Weniger Stress durch Recherche-Unterstützung
Vor der Implementierung wurde die Problemstellung deutlich, als sich Bepra in einem Rechercheprozess zu einem Blogartikel über ein ihm unliebsames Thema wieder fand. „Egal welche Suchbegriffe ich eingebe, ich bekomme nicht den Content, den ich brauche“, erinnert er sich. Die Inspiration und Kreativität blieb aus, doch in der Branche wurde bereits über die Nutzung des KI-gestützten Tools ChatGPT diskutiert und auch seine ehemaligen Kollegen aus einer Marketingagentur schwärmten von den vielseitigen Anwendungsmöglichkeiten, der Arbeitserleichterung und erheblichen Zeitersparnis. Daraufhin wollte Bepra das System einmal selbst ausprobieren, was von seinem Chef mit Begeisterung unterstützt wurde. Mithilfe von ChatGPT fand er Anregungen und Informationen, „die ich über Google nicht gefunden hätte, weil sie in anderen Sprachen sind“. Bepra war sofort begeistert:
„Es hat mich wirklich positiv überrascht, was ich alles daraus geboten bekomme.“
Das KI-System biete eine beinahe unvergleichliche Informationstiefe und -fülle, die er vorher nicht oder nur mit einer vielfach höheren Zeitinvestition erreichen konnte. Bepra erlebte in Folge der Implementierung eine spürbare Stressreduktion durch das Werkzeug.

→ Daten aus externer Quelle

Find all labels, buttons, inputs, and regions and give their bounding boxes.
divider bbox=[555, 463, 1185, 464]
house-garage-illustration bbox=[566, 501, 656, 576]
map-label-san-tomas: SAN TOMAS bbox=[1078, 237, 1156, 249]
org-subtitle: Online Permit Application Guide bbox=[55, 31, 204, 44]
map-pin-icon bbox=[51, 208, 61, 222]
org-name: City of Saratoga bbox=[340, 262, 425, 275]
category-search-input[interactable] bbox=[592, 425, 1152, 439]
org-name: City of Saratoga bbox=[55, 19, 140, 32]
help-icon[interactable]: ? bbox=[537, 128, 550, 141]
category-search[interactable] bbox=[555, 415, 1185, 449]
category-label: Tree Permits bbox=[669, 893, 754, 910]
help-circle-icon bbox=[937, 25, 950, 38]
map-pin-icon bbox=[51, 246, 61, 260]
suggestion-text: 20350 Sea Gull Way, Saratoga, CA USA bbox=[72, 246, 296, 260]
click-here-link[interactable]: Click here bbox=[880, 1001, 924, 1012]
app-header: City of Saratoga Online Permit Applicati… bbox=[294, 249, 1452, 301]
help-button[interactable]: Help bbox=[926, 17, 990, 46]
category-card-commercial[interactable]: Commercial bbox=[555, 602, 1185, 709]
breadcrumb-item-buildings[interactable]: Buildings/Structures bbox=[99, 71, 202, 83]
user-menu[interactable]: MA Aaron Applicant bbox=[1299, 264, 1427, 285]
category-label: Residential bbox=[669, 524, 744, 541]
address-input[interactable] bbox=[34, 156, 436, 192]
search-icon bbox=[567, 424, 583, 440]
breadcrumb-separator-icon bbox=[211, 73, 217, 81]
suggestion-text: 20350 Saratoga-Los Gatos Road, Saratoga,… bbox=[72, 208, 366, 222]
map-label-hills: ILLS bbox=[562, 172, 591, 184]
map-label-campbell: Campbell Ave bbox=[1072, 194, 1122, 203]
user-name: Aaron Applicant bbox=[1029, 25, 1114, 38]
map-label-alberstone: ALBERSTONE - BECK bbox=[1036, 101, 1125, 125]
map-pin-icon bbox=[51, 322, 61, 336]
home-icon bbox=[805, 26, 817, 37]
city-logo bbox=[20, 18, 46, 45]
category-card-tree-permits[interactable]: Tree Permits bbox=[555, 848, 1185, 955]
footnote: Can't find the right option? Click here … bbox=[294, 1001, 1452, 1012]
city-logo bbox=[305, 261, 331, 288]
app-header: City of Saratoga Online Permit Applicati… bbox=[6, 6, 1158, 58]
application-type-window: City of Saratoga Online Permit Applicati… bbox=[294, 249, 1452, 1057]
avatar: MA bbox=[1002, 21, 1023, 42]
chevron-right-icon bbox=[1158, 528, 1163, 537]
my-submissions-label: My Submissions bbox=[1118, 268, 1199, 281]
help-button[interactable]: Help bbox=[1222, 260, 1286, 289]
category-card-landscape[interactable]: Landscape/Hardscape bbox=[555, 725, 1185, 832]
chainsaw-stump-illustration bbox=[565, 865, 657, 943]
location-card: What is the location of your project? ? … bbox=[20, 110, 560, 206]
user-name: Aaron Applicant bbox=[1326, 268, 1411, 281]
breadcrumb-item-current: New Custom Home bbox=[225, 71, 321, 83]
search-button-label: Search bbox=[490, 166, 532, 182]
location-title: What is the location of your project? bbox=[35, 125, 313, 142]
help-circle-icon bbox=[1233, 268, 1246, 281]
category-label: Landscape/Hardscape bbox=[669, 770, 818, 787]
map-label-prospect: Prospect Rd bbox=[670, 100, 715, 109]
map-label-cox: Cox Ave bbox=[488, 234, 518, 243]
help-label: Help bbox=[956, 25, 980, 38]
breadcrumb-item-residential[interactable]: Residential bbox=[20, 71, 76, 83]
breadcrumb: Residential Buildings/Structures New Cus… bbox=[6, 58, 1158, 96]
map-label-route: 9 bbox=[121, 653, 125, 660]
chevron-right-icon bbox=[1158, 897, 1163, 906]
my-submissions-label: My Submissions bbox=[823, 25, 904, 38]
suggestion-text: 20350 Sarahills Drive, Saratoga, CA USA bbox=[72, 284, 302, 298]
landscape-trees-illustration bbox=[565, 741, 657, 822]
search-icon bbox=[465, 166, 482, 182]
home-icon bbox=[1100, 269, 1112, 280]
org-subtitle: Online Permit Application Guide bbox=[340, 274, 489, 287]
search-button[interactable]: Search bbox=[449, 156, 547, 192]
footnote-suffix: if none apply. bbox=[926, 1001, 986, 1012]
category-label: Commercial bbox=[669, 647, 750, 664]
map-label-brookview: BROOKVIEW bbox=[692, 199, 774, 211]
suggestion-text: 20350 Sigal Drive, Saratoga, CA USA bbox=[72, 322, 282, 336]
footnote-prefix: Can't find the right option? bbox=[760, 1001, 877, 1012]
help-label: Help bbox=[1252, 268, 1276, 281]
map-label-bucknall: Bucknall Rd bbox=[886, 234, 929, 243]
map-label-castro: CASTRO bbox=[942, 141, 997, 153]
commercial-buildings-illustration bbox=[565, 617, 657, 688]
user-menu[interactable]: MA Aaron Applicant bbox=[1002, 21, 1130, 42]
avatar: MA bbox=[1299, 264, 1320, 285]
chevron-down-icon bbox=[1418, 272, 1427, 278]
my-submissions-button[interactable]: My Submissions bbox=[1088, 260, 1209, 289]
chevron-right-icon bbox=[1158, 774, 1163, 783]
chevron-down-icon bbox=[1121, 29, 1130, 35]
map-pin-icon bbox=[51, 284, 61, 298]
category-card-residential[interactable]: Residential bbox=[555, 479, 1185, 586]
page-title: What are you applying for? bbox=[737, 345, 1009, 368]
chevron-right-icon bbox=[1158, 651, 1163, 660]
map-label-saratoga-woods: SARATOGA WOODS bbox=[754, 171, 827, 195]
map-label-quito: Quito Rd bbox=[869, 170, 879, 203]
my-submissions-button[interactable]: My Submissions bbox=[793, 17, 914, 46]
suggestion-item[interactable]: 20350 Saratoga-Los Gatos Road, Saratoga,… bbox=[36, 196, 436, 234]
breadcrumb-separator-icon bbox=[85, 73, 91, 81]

„Ich konnte abends besser einschlafen, weil ich nicht drüber nachdenken musste, dass mich dieses Thema mit der Recherche schmerzt, weil ich wusste, dass ich so eine gute Recherche-Unterstützung habe.“
Innerhalb des Unternehmens gab es eine kleine Aufklärungsrunde mit dem Motto: „Da wird sich ein Artikel drüber durchgelesen, dann wird es mal installiert und ausprobiert.“ Eine spezielle Fortbildung oder Heranführung gab es nicht. Ratsam wäre es jedoch laut Bepra, dass neue Kolleginnen und Kollegen im Unternehmen zukünftig idealerweise eine „Lern-Session“ durchlaufen sollten, in der gezeigt wird, „was man damit alles machen kann“.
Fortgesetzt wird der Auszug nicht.